Saturday, January 4, 2020

Book Review: Traveling Aja Dulu! - Olivia Dianina


Website Traveling Aja Dulu!: https://www.travelingajadulu.com/

It’s funny to see the way universe works to make your dream comes true. Ketika saya menerima buku Traveling Aja Dulu! dari Olivia Dianina, saya punya banyak pemikiran skeptis di benak saya. Sudah lima tahun sejak terakhir kali saya menjejak terminal keberangkatan internasional di bandara. Paspor saya yang hampir memasuki masa kadaluwarsa tergeletak menyedihkan di dalam sebuah tas bersamaan dengan dokumen-dokumen berharga lainnya. Sebentar lagi saya harus bersiap untuk membuat paspor baru meskipun juga belum tahu hendak kemana, kapan, dengan siapa, berbuat apa, dan sebagainya.

Satu bulan kemudian, saya duduk di seat 38B pesawat KLM menuju Singapura. Untuk merayakan tahun baru bersama bos dan rekan kerja (yang baru). 

As crazy and cliche as it sounds, dream CAN comes true. 

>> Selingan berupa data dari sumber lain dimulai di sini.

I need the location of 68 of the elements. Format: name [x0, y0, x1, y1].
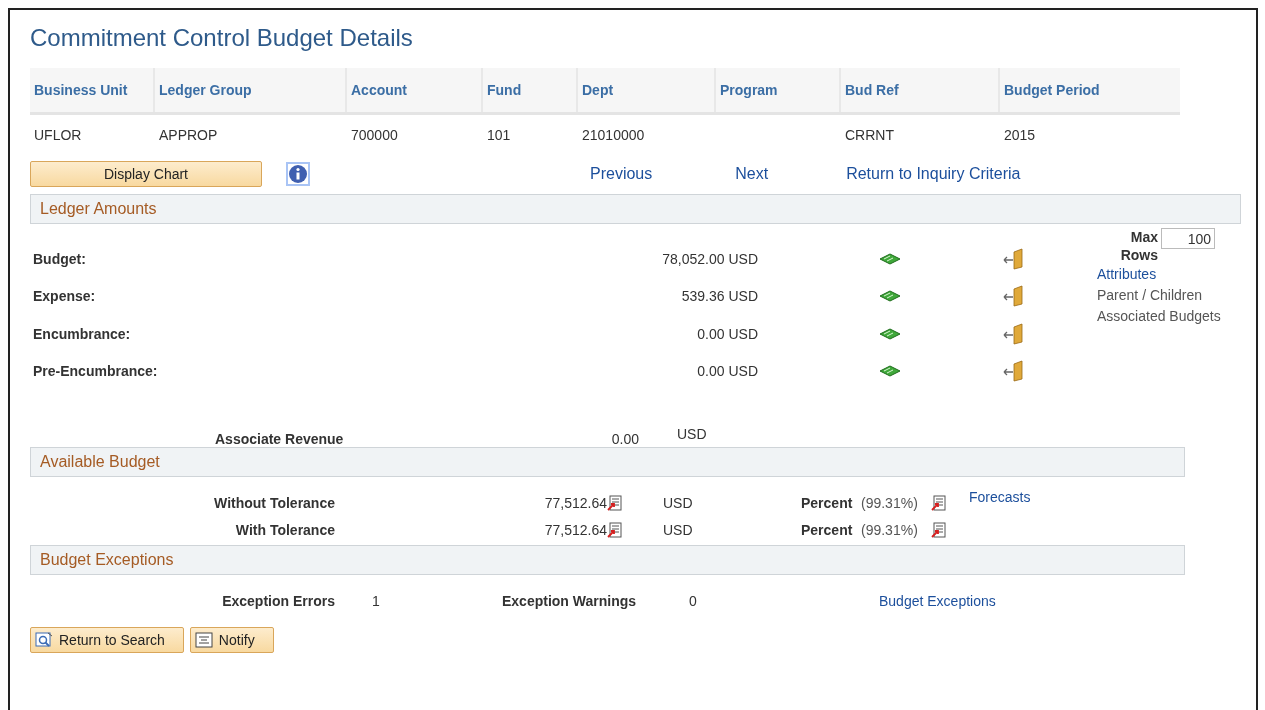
- count-value: 0: [689, 593, 698, 609]
- amount-value: 78,052.00 USD: [661, 250, 758, 267]
- column-header: Ledger Group: [159, 82, 252, 98]
- nav-link[interactable]: Return to Inquiry Criteria: [846, 165, 1021, 183]
- field-label: Percent: [801, 521, 854, 538]
- side-link: Parent / Children: [1097, 286, 1204, 305]
- currency-value: USD: [677, 426, 707, 442]
- column-header: Fund: [487, 82, 522, 98]
- column-header: Business Unit: [34, 82, 128, 98]
- search-icon: [35, 632, 53, 648]
- percent-value: (99.31%): [861, 521, 919, 538]
- amount-value: 539.36 USD: [680, 288, 758, 305]
- section-header: Budget Exceptions: [30, 545, 1185, 575]
- field-label: Exception Errors: [221, 593, 335, 609]
- field-label: With Tolerance: [234, 521, 335, 538]
- report-icon[interactable]: [607, 521, 623, 538]
- table-cell: 21010000: [582, 127, 645, 143]
- door-arrow-icon[interactable]: [1002, 322, 1026, 345]
- nav-link[interactable]: Previous: [590, 165, 653, 183]
- table-cell: APPROP: [159, 127, 218, 143]
- info-icon[interactable]: [288, 164, 308, 184]
- return-to-search-button[interactable]: Return to Search: [30, 627, 184, 653]
- forecasts-link[interactable]: Forecasts: [969, 489, 1031, 505]
- report-icon[interactable]: [931, 521, 947, 538]
- field-label: Percent: [801, 494, 854, 511]
- nav-link[interactable]: Next: [735, 165, 769, 183]
- amount-value: 0.00 USD: [696, 363, 758, 380]
- field-label: Expense:: [33, 288, 97, 305]
- currency-value: USD: [663, 521, 694, 538]
- table-cell: 101: [487, 127, 511, 143]
- field-label: Pre-Encumbrance:: [33, 363, 159, 380]
- field-label: Associate Revenue: [215, 431, 345, 447]
- column-header: Budget Period: [1004, 82, 1100, 98]
- field-label: Budget:: [33, 250, 87, 267]
- amount-value: 77,512.64: [543, 521, 607, 538]
- currency-value: USD: [663, 494, 694, 511]
- field-label: Encumbrance:: [33, 325, 132, 342]
- percent-value: (99.31%): [861, 494, 919, 511]
- report-icon[interactable]: [607, 494, 623, 511]
- section-header: Ledger Amounts: [30, 194, 1241, 224]
- count-value: 1: [372, 593, 381, 609]
- field-label: Max Rows: [1119, 228, 1158, 264]
- max-rows-field[interactable]: 100: [1161, 228, 1215, 249]
- side-link: Associated Budgets: [1097, 307, 1222, 326]
- table-cell: CRRNT: [845, 127, 894, 143]
- display-chart-button[interactable]: Display Chart: [30, 161, 262, 187]
- table-cell: UFLOR: [34, 127, 82, 143]
- field-label: Without Tolerance: [213, 494, 335, 511]
- amount-value: 0.00: [610, 431, 639, 447]
- note-icon: [194, 632, 213, 648]
- report-icon[interactable]: [931, 494, 947, 511]
- budget-exceptions-link[interactable]: Budget Exceptions: [879, 593, 996, 609]
- door-arrow-icon[interactable]: [1002, 247, 1026, 270]
- door-arrow-icon[interactable]: [1002, 285, 1026, 308]
- section-header: Available Budget: [30, 447, 1185, 477]
- door-arrow-icon[interactable]: [1002, 360, 1026, 383]
- field-label: Exception Warnings: [502, 593, 638, 609]
- page-title: Commitment Control Budget Details: [30, 23, 414, 53]
- column-header: Bud Ref: [845, 82, 899, 98]
- column-header: Account: [351, 82, 407, 98]
- table-cell: 2015: [1004, 127, 1036, 143]
- notify-button[interactable]: Notify: [189, 627, 274, 653]
- table-cell: 700000: [351, 127, 398, 143]
- column-header: Program: [720, 82, 778, 98]
- amount-value: 0.00 USD: [696, 325, 758, 342]
- column-header: Dept: [582, 82, 614, 98]
- side-link[interactable]: Attributes: [1097, 264, 1240, 285]
- amount-value: 77,512.64: [543, 494, 607, 511]
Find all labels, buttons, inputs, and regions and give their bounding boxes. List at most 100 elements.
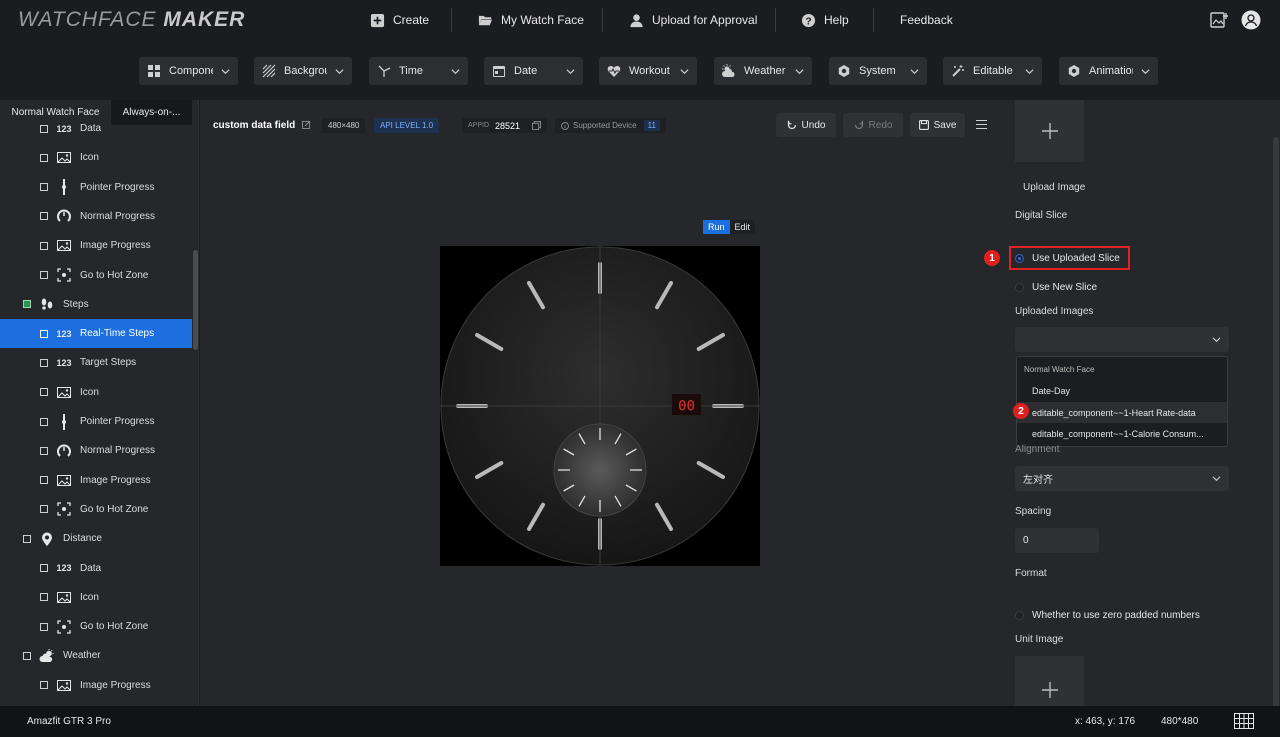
copy-icon[interactable]: [532, 121, 542, 130]
system-menu-button[interactable]: System: [829, 57, 927, 85]
nav-feedback[interactable]: Feedback: [900, 10, 953, 30]
sidebar-item-checkbox[interactable]: [40, 271, 48, 279]
save-button[interactable]: Save: [910, 113, 965, 137]
sidebar-item-weather[interactable]: Weather: [0, 641, 192, 670]
app-logo[interactable]: WATCHFACE MAKER: [18, 8, 245, 32]
sidebar-item-checkbox[interactable]: [40, 417, 48, 426]
sidebar-item-go-to-hot-zone[interactable]: Go to Hot Zone: [0, 612, 192, 641]
sidebar-item-checkbox[interactable]: [40, 505, 48, 514]
sidebar-item-icon[interactable]: Icon: [0, 378, 192, 407]
sidebar-item-checkbox[interactable]: [40, 388, 48, 397]
chevron-down-icon: [451, 68, 460, 74]
sidebar-item-steps[interactable]: Steps: [0, 290, 192, 319]
digital-field-value: 00: [678, 399, 695, 415]
dropdown-option-date-day[interactable]: Date-Day: [1017, 380, 1227, 401]
nav-create[interactable]: Create: [370, 10, 429, 30]
use-uploaded-slice-option[interactable]: Use Uploaded Slice: [1015, 253, 1120, 264]
alignment-label: Alignment: [1015, 444, 1060, 455]
sidebar-item-checkbox[interactable]: [23, 300, 31, 309]
sidebar-item-real-time-steps[interactable]: 123 Real-Time Steps: [0, 319, 192, 349]
grid-toggle-icon[interactable]: [1234, 713, 1254, 729]
sidebar-item-normal-progress[interactable]: Normal Progress: [0, 436, 192, 465]
sidebar-item-checkbox[interactable]: [40, 241, 48, 250]
sidebar-item-checkbox[interactable]: [40, 183, 48, 192]
nav-divider: [451, 8, 452, 32]
sidebar-item-distance[interactable]: Distance: [0, 524, 192, 553]
sidebar-item-checkbox[interactable]: [40, 153, 48, 162]
redo-button[interactable]: Redo: [843, 113, 903, 137]
zero-padded-checkbox[interactable]: [1015, 611, 1024, 620]
redo-label: Redo: [868, 119, 893, 131]
sidebar-item-checkbox[interactable]: [40, 358, 48, 367]
sidebar-item-normal-progress[interactable]: Normal Progress: [0, 202, 192, 231]
alignment-select[interactable]: 左对齐: [1015, 466, 1229, 491]
upload-image-box[interactable]: [1015, 100, 1084, 162]
nav-divider: [873, 8, 874, 32]
sidebar-item-data[interactable]: 123 Data: [0, 114, 192, 143]
component-menu-button[interactable]: Compone...: [139, 57, 238, 85]
dropdown-option-calorie[interactable]: editable_component~~1-Calorie Consum...: [1017, 423, 1227, 444]
use-new-slice-option[interactable]: Use New Slice: [1015, 282, 1097, 293]
undo-button[interactable]: Undo: [776, 113, 836, 137]
workout-menu-button[interactable]: Workout ...: [599, 57, 697, 85]
clock-hands-icon: [378, 65, 391, 77]
sidebar-item-image-progress[interactable]: Image Progress: [0, 231, 192, 260]
cursor-coordinates: x: 463, y: 176: [1075, 716, 1136, 727]
pointer-icon: [56, 179, 72, 196]
account-avatar-icon[interactable]: [1241, 10, 1261, 30]
sidebar-item-label: Pointer Progress: [80, 181, 155, 193]
redo-icon: [854, 120, 863, 129]
sidebar-item-checkbox[interactable]: [40, 329, 48, 338]
sidebar-item-checkbox[interactable]: [23, 534, 31, 543]
edit-button[interactable]: Edit: [729, 220, 756, 234]
zero-padded-option[interactable]: Whether to use zero padded numbers: [1015, 610, 1200, 621]
sidebar-item-checkbox[interactable]: [40, 593, 48, 602]
animation-menu-button[interactable]: Animation: [1059, 57, 1158, 85]
date-menu-button[interactable]: Date: [484, 57, 583, 85]
sidebar-item-checkbox[interactable]: [40, 622, 48, 631]
sidebar-scrollbar[interactable]: [193, 250, 198, 350]
watch-face-preview[interactable]: 00: [440, 246, 760, 566]
edit-pencil-icon[interactable]: [302, 120, 311, 129]
radio-selected[interactable]: [1015, 254, 1024, 263]
run-button[interactable]: Run: [703, 220, 730, 234]
spacing-input[interactable]: 0: [1015, 528, 1099, 553]
sidebar-item-data[interactable]: 123 Data: [0, 554, 192, 583]
nav-upload[interactable]: Upload for Approval: [629, 10, 757, 30]
unit-image-upload-box[interactable]: [1015, 656, 1084, 706]
sidebar-item-go-to-hot-zone[interactable]: Go to Hot Zone: [0, 261, 192, 290]
sidebar-item-target-steps[interactable]: 123 Target Steps: [0, 348, 192, 377]
save-label: Save: [933, 119, 957, 131]
sidebar-item-pointer-progress[interactable]: Pointer Progress: [0, 173, 192, 202]
sidebar-item-checkbox[interactable]: [40, 212, 48, 221]
sidebar-item-go-to-hot-zone[interactable]: Go to Hot Zone: [0, 495, 192, 524]
sidebar-item-checkbox[interactable]: [40, 564, 48, 572]
sidebar-item-image-progress[interactable]: Image Progress: [0, 671, 192, 700]
sidebar-item-pointer-progress[interactable]: Pointer Progress: [0, 407, 192, 436]
canvas-resolution: 480*480: [1161, 716, 1199, 727]
nav-my-watch-face[interactable]: My Watch Face: [478, 10, 584, 30]
nav-help[interactable]: ? Help: [801, 10, 849, 30]
sidebar-item-checkbox[interactable]: [40, 124, 48, 133]
dropdown-option-heart-rate-data[interactable]: editable_component~~1-Heart Rate-data: [1017, 402, 1227, 423]
sidebar-item-checkbox[interactable]: [23, 651, 31, 660]
sidebar-item-icon[interactable]: Icon: [0, 143, 192, 172]
sidebar-item-icon[interactable]: Icon: [0, 583, 192, 612]
chevron-down-icon: [1025, 68, 1034, 74]
properties-scrollbar[interactable]: [1273, 137, 1279, 707]
background-menu-button[interactable]: Background: [254, 57, 352, 85]
sidebar-item-checkbox[interactable]: [40, 476, 48, 485]
supported-device-chip[interactable]: Supported Device 11: [555, 118, 666, 133]
top-navigation: WATCHFACE MAKER Create My Watch Face Upl…: [0, 0, 1280, 40]
sidebar-item-image-progress[interactable]: Image Progress: [0, 466, 192, 495]
image-export-icon[interactable]: [1209, 10, 1229, 30]
editable-menu-button[interactable]: Editable: [943, 57, 1042, 85]
uploaded-images-select[interactable]: [1015, 327, 1229, 352]
sidebar-item-checkbox[interactable]: [40, 446, 48, 455]
radio-unselected[interactable]: [1015, 283, 1024, 292]
weather-menu-button[interactable]: Weather: [714, 57, 812, 85]
sidebar-item-checkbox[interactable]: [40, 681, 48, 690]
time-menu-button[interactable]: Time: [369, 57, 468, 85]
hamburger-menu-icon[interactable]: [976, 119, 987, 130]
project-title[interactable]: custom data field: [213, 120, 311, 131]
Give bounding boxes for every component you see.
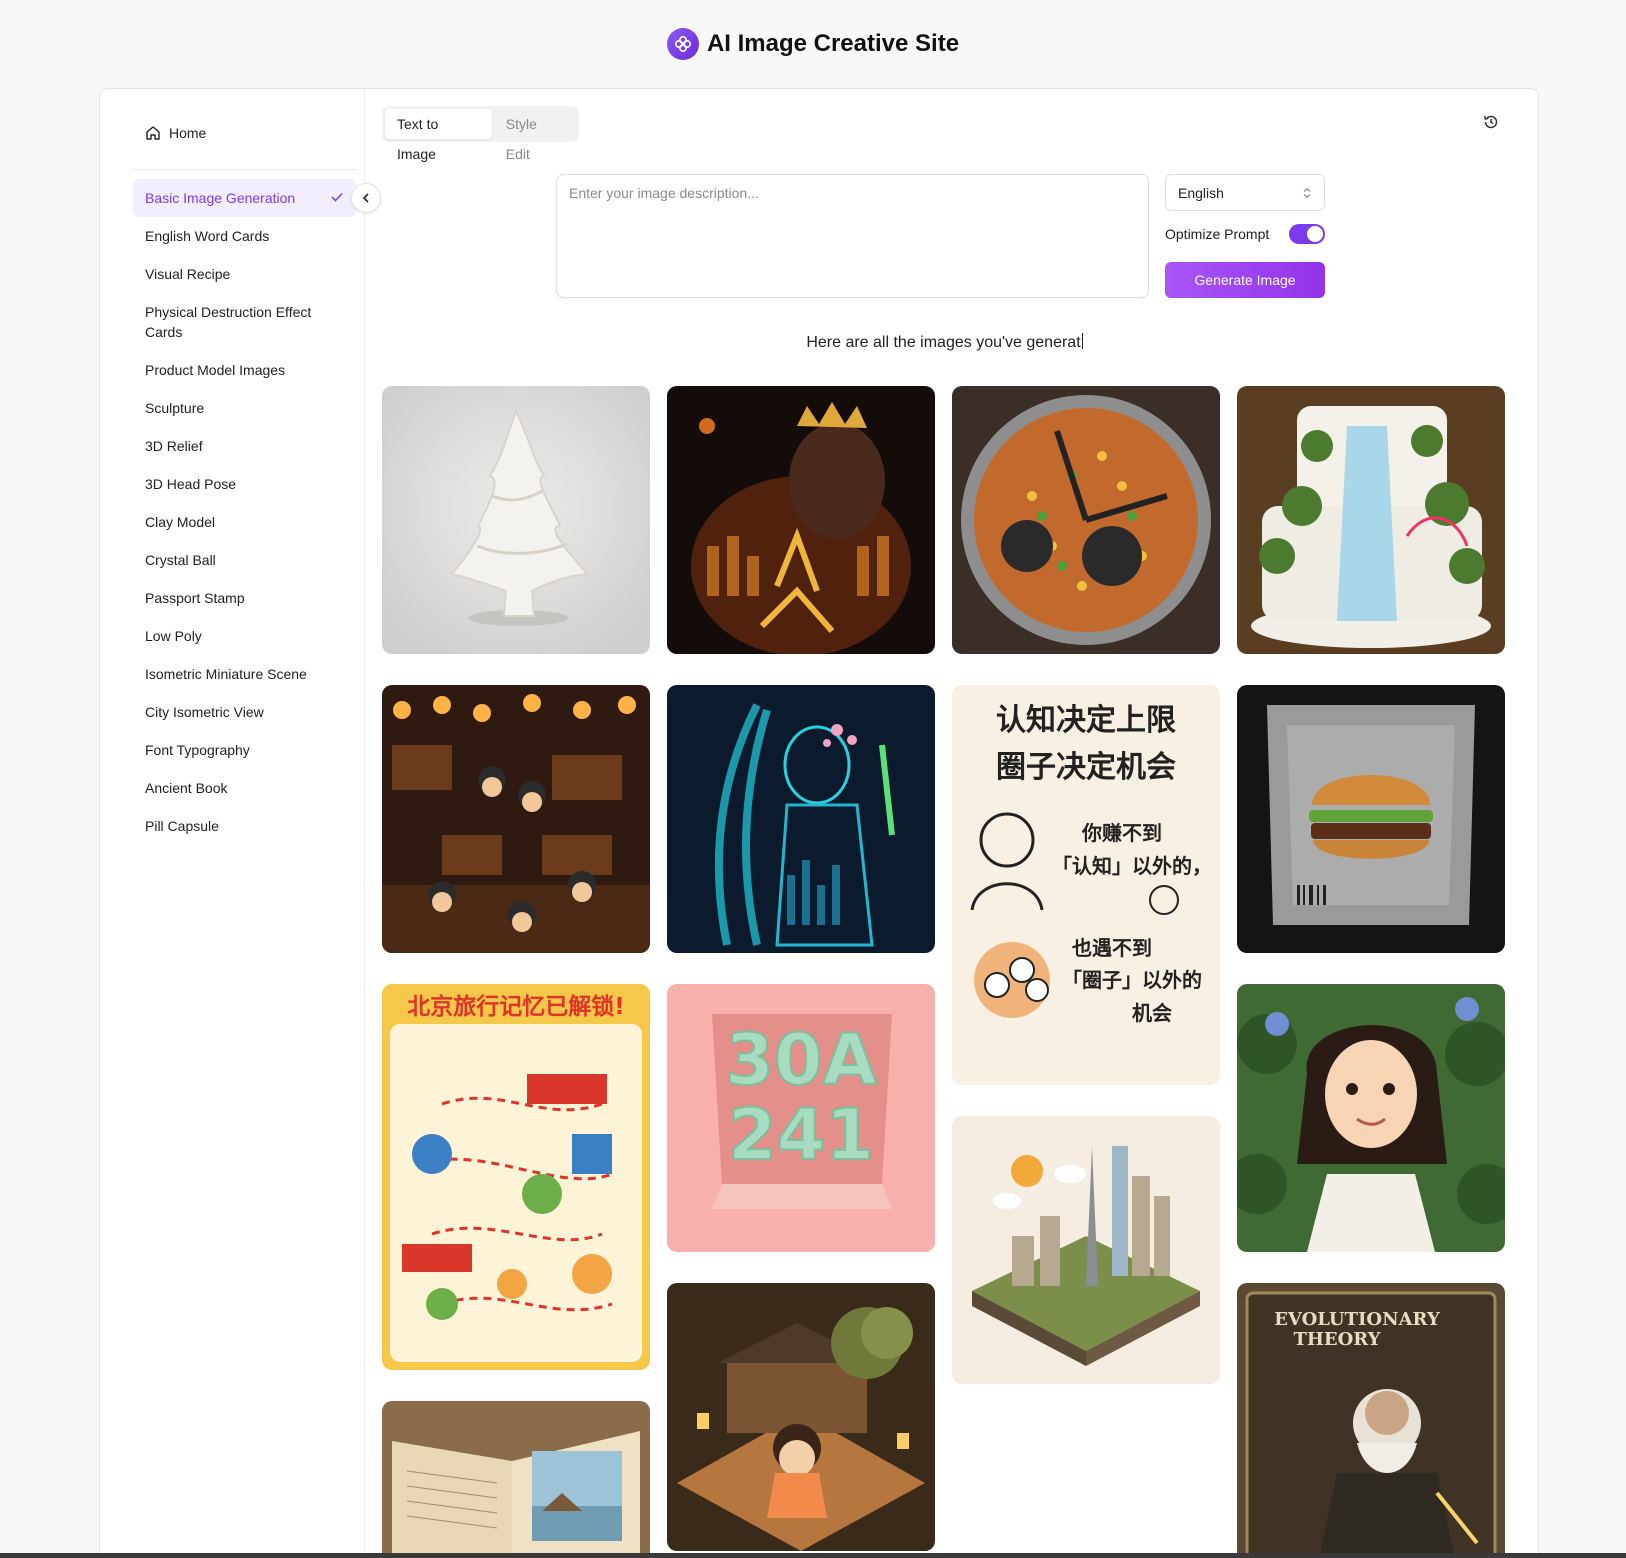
gallery-image[interactable] xyxy=(667,386,935,654)
optimize-prompt-row: Optimize Prompt xyxy=(1165,224,1325,244)
history-icon xyxy=(1484,115,1498,129)
gallery-heading: Here are all the images you've generat xyxy=(806,333,1083,351)
gallery-image[interactable] xyxy=(667,1283,935,1551)
gallery-image[interactable]: EVOLUTIONARY THEORY xyxy=(1237,1283,1505,1558)
poster-line-4: 「认知」以外的， xyxy=(1052,854,1212,878)
history-button[interactable] xyxy=(1482,113,1502,133)
sidebar-item-product-model-images[interactable]: Product Model Images xyxy=(133,351,356,389)
gallery-image[interactable] xyxy=(1237,685,1505,953)
gallery-image[interactable] xyxy=(952,1116,1220,1384)
poster-line-2: 圈子决定机会 xyxy=(996,750,1176,785)
sidebar-item-font-typography[interactable]: Font Typography xyxy=(133,731,356,769)
gallery-image[interactable] xyxy=(382,386,650,654)
text-caret xyxy=(1081,333,1083,349)
box-text-top: 30A xyxy=(725,1019,877,1101)
gallery-image[interactable] xyxy=(382,685,650,953)
poster-line-6: 「圈子」以外的 xyxy=(1062,968,1202,992)
site-title: AI Image Creative Site xyxy=(706,30,960,57)
main-card: Home Basic Image Generation English Word… xyxy=(99,88,1539,1558)
gallery-image[interactable] xyxy=(952,386,1220,654)
box-text-bottom: 241 xyxy=(728,1094,874,1176)
gallery-image[interactable] xyxy=(1237,386,1505,654)
sidebar-item-3d-head-pose[interactable]: 3D Head Pose xyxy=(133,465,356,503)
language-value: English xyxy=(1178,184,1224,201)
generate-image-button[interactable]: Generate Image xyxy=(1165,262,1325,298)
card-title-2: THEORY xyxy=(1293,1329,1381,1350)
prompt-input[interactable] xyxy=(556,174,1149,298)
gallery-image[interactable]: 认知决定上限 圈子决定机会 你赚不到 「认知」以外的， 也遇不到 「圈子」以外的… xyxy=(952,685,1220,1085)
home-label: Home xyxy=(169,125,207,141)
flower-logo-icon xyxy=(666,28,699,60)
tab-style-edit[interactable]: Style Edit xyxy=(494,109,576,162)
gallery-image[interactable] xyxy=(667,685,935,953)
sidebar: Home Basic Image Generation English Word… xyxy=(100,89,365,1558)
site-header: AI Image Creative Site xyxy=(0,28,1626,60)
poster-line-7: 机会 xyxy=(1132,1001,1172,1025)
sidebar-menu[interactable]: Basic Image Generation English Word Card… xyxy=(133,179,356,951)
poster-line-1: 认知决定上限 xyxy=(996,703,1176,738)
gallery-image[interactable]: 30A 241 xyxy=(667,984,935,1252)
poster-title: 北京旅行记忆已解锁! xyxy=(407,993,625,1020)
gallery-image[interactable]: 北京旅行记忆已解锁! xyxy=(382,984,650,1370)
sidebar-item-passport-stamp[interactable]: Passport Stamp xyxy=(133,579,356,617)
toggle-knob xyxy=(1307,226,1323,242)
sidebar-item-city-isometric[interactable]: City Isometric View xyxy=(133,693,356,731)
home-link[interactable]: Home xyxy=(145,125,206,141)
sidebar-item-english-word-cards[interactable]: English Word Cards xyxy=(133,217,356,255)
sidebar-item-physical-destruction[interactable]: Physical Destruction Effect Cards xyxy=(133,293,356,351)
divider xyxy=(133,169,356,170)
sidebar-item-sculpture[interactable]: Sculpture xyxy=(133,389,356,427)
sidebar-item-visual-recipe[interactable]: Visual Recipe xyxy=(133,255,356,293)
bottom-bar xyxy=(0,1553,1626,1558)
sidebar-item-clay-model[interactable]: Clay Model xyxy=(133,503,356,541)
sidebar-item-crystal-ball[interactable]: Crystal Ball xyxy=(133,541,356,579)
chevron-up-down-icon xyxy=(1303,187,1311,198)
sidebar-item-isometric-miniature[interactable]: Isometric Miniature Scene xyxy=(133,655,356,693)
sidebar-item-pill-capsule[interactable]: Pill Capsule xyxy=(133,807,356,845)
collapse-sidebar-button[interactable] xyxy=(351,183,381,213)
optimize-prompt-toggle[interactable] xyxy=(1289,224,1325,244)
mode-tabs: Text to Image Style Edit xyxy=(382,106,579,162)
image-gallery: 北京旅行记忆已解锁! 30A 241 认知决定上限 圈子决定机会 你赚不到 「认… xyxy=(382,386,1507,1558)
sidebar-item-basic-image-generation[interactable]: Basic Image Generation xyxy=(133,179,356,217)
sidebar-item-3d-relief[interactable]: 3D Relief xyxy=(133,427,356,465)
card-title-1: EVOLUTIONARY xyxy=(1274,1309,1441,1330)
home-icon xyxy=(146,126,160,140)
poster-line-3: 你赚不到 xyxy=(1081,821,1162,845)
gallery-image[interactable] xyxy=(382,1401,650,1558)
poster-line-5: 也遇不到 xyxy=(1072,936,1152,960)
sidebar-item-low-poly[interactable]: Low Poly xyxy=(133,617,356,655)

Satu hal yang membuat saya semakin merinding saat menuliskan blog post ini adalah, untuk melakukan perjalanan ke Singapura kemarin, saya tidak perlu mengeluarkan uang sama sekali! Sebagaimana cerita Olivia yang kebanyakan perjalanannya di-cover oleh studi dan pekerjaan, saya jadi semakin yakin untuk bermimpi, bermimpi, bermimpi setinggi mungkin - dan izinkan Tuhan membimbing kita menuju jalan untuk mewujudkan mimpi tersebut. 

Saya mengenal Olivia di sebuah event bertajuk Nomads for Change di Ubud. Sejak pertama berjabat tangan, saya tahu kami akan berteman baik. Sosoknya yang inspiratif, penuh semangat dan optimisme, membuat saya betah berlama-lama berdiskusi dengannya. Dari mulai gelora asmara yang jenaka, hingga isu-isu sosial yang membuat hidup lebih bermakna. 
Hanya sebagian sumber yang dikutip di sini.